Senin, 24/Janu/2022 00:01 WIB


MIAMI (BeritaTrans.com) - Satu kapal pesiar dengan 700 penumpang dan awak telah dialihkan dari panggilan pelabuhan yang dijadwalkan di Miami untuk menghindari dari surat perintah untuk menyita kapal lebih dari $1,2 juta dalam tagihan bahan bakar yang belum dibayar.

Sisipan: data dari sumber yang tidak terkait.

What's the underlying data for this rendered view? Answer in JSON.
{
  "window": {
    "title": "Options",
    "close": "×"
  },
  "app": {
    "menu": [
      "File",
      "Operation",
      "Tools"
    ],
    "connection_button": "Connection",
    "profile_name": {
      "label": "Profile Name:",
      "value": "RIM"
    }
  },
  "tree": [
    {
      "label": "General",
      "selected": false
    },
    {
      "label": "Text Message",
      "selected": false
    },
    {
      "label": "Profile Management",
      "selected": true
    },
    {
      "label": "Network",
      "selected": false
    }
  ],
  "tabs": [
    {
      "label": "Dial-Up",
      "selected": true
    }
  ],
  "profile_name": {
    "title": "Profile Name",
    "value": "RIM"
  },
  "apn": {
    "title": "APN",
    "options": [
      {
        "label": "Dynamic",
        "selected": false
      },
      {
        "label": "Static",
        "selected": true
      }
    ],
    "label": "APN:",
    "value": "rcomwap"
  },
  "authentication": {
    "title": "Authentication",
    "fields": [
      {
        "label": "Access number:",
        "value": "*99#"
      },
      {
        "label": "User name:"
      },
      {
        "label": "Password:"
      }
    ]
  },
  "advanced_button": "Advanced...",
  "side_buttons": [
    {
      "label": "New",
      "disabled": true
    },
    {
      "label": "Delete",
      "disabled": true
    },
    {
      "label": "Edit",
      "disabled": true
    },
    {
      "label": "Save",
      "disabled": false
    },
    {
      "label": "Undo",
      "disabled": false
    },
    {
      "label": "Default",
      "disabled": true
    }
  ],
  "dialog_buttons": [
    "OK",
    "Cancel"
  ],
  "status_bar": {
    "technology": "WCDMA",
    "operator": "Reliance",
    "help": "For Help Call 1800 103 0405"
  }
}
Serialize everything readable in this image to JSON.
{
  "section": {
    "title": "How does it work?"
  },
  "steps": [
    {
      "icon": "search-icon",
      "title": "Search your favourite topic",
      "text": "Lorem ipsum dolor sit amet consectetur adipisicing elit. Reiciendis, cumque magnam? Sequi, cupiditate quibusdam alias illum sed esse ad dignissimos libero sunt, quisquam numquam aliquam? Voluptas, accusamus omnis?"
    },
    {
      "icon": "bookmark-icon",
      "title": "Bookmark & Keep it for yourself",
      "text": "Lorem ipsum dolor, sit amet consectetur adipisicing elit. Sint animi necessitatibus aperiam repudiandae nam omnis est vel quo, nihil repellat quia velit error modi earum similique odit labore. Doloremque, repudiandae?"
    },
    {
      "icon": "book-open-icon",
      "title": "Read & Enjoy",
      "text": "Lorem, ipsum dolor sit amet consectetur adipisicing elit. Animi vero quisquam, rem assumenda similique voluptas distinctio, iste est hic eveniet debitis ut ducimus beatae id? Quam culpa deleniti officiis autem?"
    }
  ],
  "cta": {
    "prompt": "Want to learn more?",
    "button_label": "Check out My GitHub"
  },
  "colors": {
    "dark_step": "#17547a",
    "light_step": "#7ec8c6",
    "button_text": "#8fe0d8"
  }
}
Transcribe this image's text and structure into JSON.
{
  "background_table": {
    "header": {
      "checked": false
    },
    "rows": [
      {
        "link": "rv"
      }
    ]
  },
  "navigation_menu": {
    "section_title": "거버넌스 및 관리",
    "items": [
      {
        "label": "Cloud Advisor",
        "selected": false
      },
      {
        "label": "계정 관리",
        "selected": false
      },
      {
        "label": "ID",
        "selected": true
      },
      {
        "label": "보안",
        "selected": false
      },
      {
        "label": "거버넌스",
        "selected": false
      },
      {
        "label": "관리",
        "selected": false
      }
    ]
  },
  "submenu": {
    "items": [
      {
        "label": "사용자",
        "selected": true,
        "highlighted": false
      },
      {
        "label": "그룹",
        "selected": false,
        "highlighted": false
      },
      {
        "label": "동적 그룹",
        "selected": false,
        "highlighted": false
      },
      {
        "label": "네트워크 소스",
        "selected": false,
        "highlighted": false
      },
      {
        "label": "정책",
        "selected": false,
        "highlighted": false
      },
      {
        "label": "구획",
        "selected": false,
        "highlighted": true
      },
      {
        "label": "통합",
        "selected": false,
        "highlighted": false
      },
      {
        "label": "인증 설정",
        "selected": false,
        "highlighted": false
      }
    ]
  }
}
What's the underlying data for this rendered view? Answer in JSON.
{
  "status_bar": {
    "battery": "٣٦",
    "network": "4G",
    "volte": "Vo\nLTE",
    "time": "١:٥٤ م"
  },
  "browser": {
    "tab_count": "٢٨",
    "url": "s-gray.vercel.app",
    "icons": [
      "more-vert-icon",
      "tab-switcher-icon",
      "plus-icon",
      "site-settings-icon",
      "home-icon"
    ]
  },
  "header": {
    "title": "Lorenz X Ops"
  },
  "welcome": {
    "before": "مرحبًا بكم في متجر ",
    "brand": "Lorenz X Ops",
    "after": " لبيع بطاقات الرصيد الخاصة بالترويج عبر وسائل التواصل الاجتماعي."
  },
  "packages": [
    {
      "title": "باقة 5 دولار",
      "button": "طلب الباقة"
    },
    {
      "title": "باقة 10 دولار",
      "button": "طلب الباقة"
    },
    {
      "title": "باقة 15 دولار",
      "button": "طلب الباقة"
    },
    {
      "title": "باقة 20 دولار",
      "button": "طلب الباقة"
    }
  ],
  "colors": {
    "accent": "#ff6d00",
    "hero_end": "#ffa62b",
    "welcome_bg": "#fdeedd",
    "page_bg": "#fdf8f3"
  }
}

Kapal Crystal Symphony, yang dijadwalkan kembali ke Miami pada Sabtu untuk mengakhiri pelayaran selama 14 hari di Karibia, malah berbelok ke Bimini di Bahama, di mana ia berlabuh pada Sabtu malam.

Elio Pace, seorang musisi Inggris yang tampil di atas Crystal Symphony, mengatakan kepada DailyMail.com bahwa ada sekitar 300 penumpang di atas kapal serta 400 awak, rasio staf yang mencerminkan perjuangan jalur pelayaran untuk menarik penumpang dalam pandemi.

Organisasi induk Crystal Cruises, Genting Hong Kong, telah mengajukan untuk menutup perusahaan, memperingatkan bahwa 'segera tidak dapat membayar utangnya saat jatuh tempo.'

Sekarang, para penumpang berebut untuk memesan ulang perjalanan selanjutnya setelah kedatangan mereka di Florida selatan tertunda setidaknya satu hari, dan kru menghadapi prospek suram kehilangan pekerjaan karena perusahaan induk jalur pelayaran menghadapi likuidasi.

"Setiap orang mencoba untuk menjadwal ulang penerbangan mereka," kata Pace, yang mengatakan bahwa kru telah melakukan yang terbaik untuk membuat para tamu mendapat informasi dan kenyamanan saat peristiwa aneh itu terjadi. "Tidak ada kepanikan, tidak ada amukan yang terjadi, mereka menerimanya dengan tenang."